Today, the living Christ stands before us. He knows us and our fears. We’re afraid of economic hardship, we’re afraid of debt, we’re afraid of diminishing resources and environ-mental destruction. We’re afraid of racial tensions and the growing gulf between the rich and the poor. We’re afraid of the hurt between men and women, between people of different nations. We’re afraid of a drift toward endless war. We fear for ourselves and our loved ones. Easter is about none of that. Today we proclaim that God overcomes death and gives birth to a new hope. Jesus was raised from death so we would know that there’s something more beyond the painful and inhumane offerings of the world. Because Jesus has been resurrected from death to life, we have the hope of eternity. Those without hope ask, “Where is your God?” The answer is this: look in the place where you would never expect God to be...like a cross. Look again in the places of pain and agony, and there God is, in the flesh. God isn’t stumped by the evil in the world. God doesn’t gasp in amazement at the death of our faith or the depth of our failure. We can’t surprise God with our cruelties. God knows the condition of the world, and God still loves it. God loves it enough to become one of us, to undergo the greatest kind of punishment imaginable, to die . . . and then rise above it. God doesn’t use the world’s ways against the world. Through the resurrection, God declares that worldly powers really have no power at all. We have a living God who knows our pain and offers us hope in the midst of it.

The school system in a large city had a program to help children keep up with their school work during stays in the city's hospitals. One day , a hospital program teacher went to see visit a boy. No one had mentioned to her that the boy had been badly burned and was in great pain. Upset at the sight of the boy, she stammered as she told him, "I've been sent by your school to help you with nouns and adverbs." When she left she felt she hadn't accomplished much.

But the next day, a nurse asked her, "What did you do to that boy?" The teacher felt she must have done something wrong and began to apologize. "No, no," said the nurse. " We've been worried about that little boy, but ever since yesterday, his whole attitude has changed. He's fighting back, responding to treatment. It's as though he's decided to live." Two weeks later the boy explained that he had completely given up hope until the teacher arrived. Everything changed when he came to a simple realization. He said it this way: "They wouldn't send a teacher to work on nouns and adverbs with a dying boy, would they?"

There is hope beyond our suffering. God doesn’t leave us alone. Jesus comes remind us that we have a future. We see the effects of atrocity, genocide, and hate all around us. But God reaches beyond that and says, “I am greater. Don’t mourn a dead God. This is no time for sadness. I’m alive! And because I live, you also will live.”

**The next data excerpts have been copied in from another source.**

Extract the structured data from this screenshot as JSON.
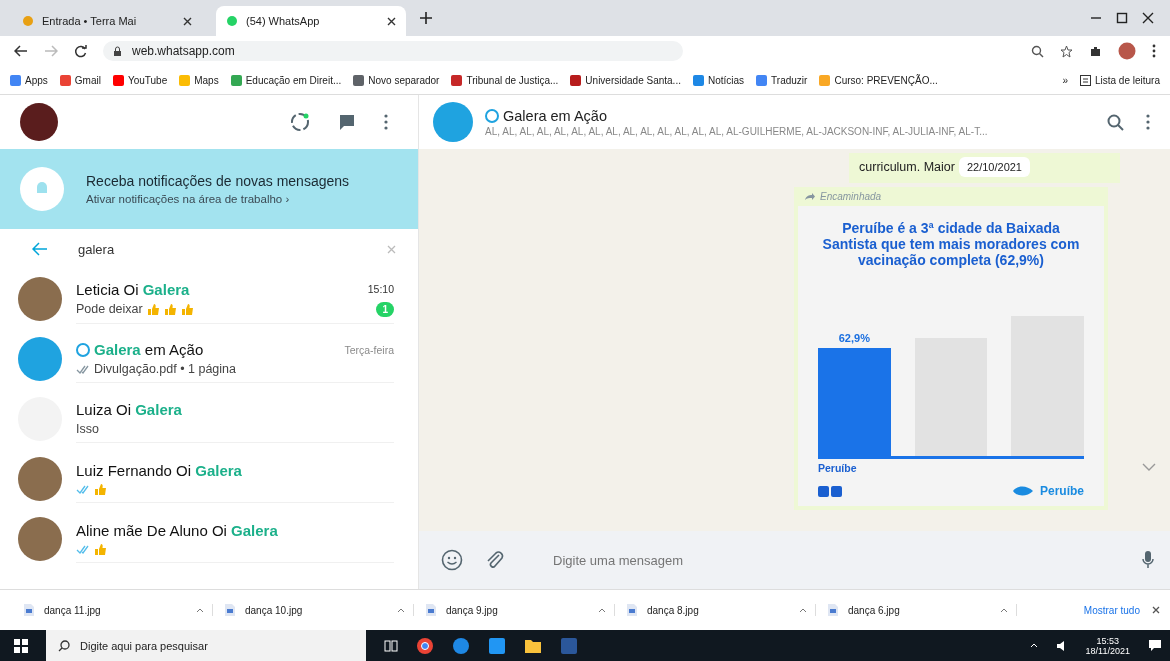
{
  "browser": {
    "tabs": [
      {
        "title": "Entrada • Terra Mai",
        "selected": false
      },
      {
        "title": "(54) WhatsApp",
        "selected": true
      }
    ],
    "url": "web.whatsapp.com",
    "bookmarks": [
      {
        "label": "Apps",
        "color": "#4285f4"
      },
      {
        "label": "Gmail",
        "color": "#ea4335"
      },
      {
        "label": "YouTube",
        "color": "#ff0000"
      },
      {
        "label": "Maps",
        "color": "#fbbc04"
      },
      {
        "label": "Educação em Direit...",
        "color": "#34a853"
      },
      {
        "label": "Novo separador",
        "color": "#5f6368"
      },
      {
        "label": "Tribunal de Justiça...",
        "color": "#c62828"
      },
      {
        "label": "Universidade Santa...",
        "color": "#b71c1c"
      },
      {
        "label": "Notícias",
        "color": "#1e88e5"
      },
      {
        "label": "Traduzir",
        "color": "#4285f4"
      },
      {
        "label": "Curso: PREVENÇÃO...",
        "color": "#f9a825"
      }
    ],
    "more": "»",
    "reading_list": "Lista de leitura"
  },
  "sidebar": {
    "banner": {
      "title": "Receba notificações de novas mensagens",
      "link": "Ativar notificações na área de trabalho ›"
    },
    "search": {
      "value": "galera"
    },
    "chats": [
      {
        "kind": "contact",
        "prefix": "Leticia Oi ",
        "match": "Galera",
        "time": "15:10",
        "preview": "Pode deixar",
        "emojis": [
          {
            "kind": "thumbs_up"
          },
          {
            "kind": "thumbs_up"
          },
          {
            "kind": "thumbs_up"
          }
        ],
        "unread": "1"
      },
      {
        "kind": "group",
        "match": "Galera",
        "suffix": " em Ação",
        "time": "Terça-feira",
        "preview": "Divulgação.pdf • 1 página",
        "read": false
      },
      {
        "kind": "no_photo",
        "prefix": "Luiza Oi ",
        "match": "Galera",
        "preview": "Isso"
      },
      {
        "kind": "contact",
        "prefix": "Luiz Fernando Oi ",
        "match": "Galera",
        "read": true,
        "emojis": [
          {
            "kind": "thumbs_up"
          }
        ]
      },
      {
        "kind": "contact",
        "prefix": "Aline mãe De Aluno Oi ",
        "match": "Galera",
        "read": true,
        "emojis": [
          {
            "kind": "thumbs_up"
          }
        ]
      }
    ]
  },
  "conversation": {
    "title": "Galera em Ação",
    "members": "AL, AL, AL, AL, AL, AL, AL, AL, AL, AL, AL, AL, AL, AL, AL-GUILHERME, AL-JACKSON-INF, AL-JULIA-INF, AL-T...",
    "message_text": "curriculum. Maior",
    "date_pill": "22/10/2021",
    "forwarded": "Encaminhada",
    "image": {
      "title": "Peruíbe é a 3ª cidade da Baixada Santista que tem mais moradores com vacinação completa (62,9%)",
      "bar_label": "62,9%",
      "category": "Peruíbe",
      "logo": "Peruíbe"
    },
    "composer_placeholder": "Digite uma mensagem"
  },
  "downloads": {
    "files": [
      "dança 11.jpg",
      "dança 10.jpg",
      "dança 9.jpg",
      "dança 8.jpg",
      "dança 6.jpg"
    ],
    "show_all": "Mostrar tudo"
  },
  "taskbar": {
    "search_placeholder": "Digite aqui para pesquisar",
    "time": "15:53",
    "date": "18/11/2021"
  }
}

That’s real comfort. That’s real hope. This Easter, my prayer for all of is that, with the women leaving the tomb, we can affirm a word of hope: “I have seen the Lord.”
I have seen the Lord and I refuse to be controlled by fear.
I have seen the Lord and so I refuse to dehumanize another.
I have seen the Lord and so I will tear down the walls of race, class, and sex.
I have seen the Lord and so I we love my enemies.
I have seen the Lord and so I’ll stand with the poor.
I have seen the Lord and so I’ll forgive those who've wronged me.
I have seen the Lord so I’ll resist the violence of the nations by acting for peace.
I have seen the Lord and so I’ll demonstrate the power of resurrection in our world!

Yes, after seeing the risen Lord, let's dedicate the rest of our lives to claiming and acting upon our good hope in Christ . . .

That when all our work seems useless, new hope blooms.
That in the midst of brokenness, healing stirs.
That in the midst of darkness, a light shines.
That in the midst of death, life is breaking forth.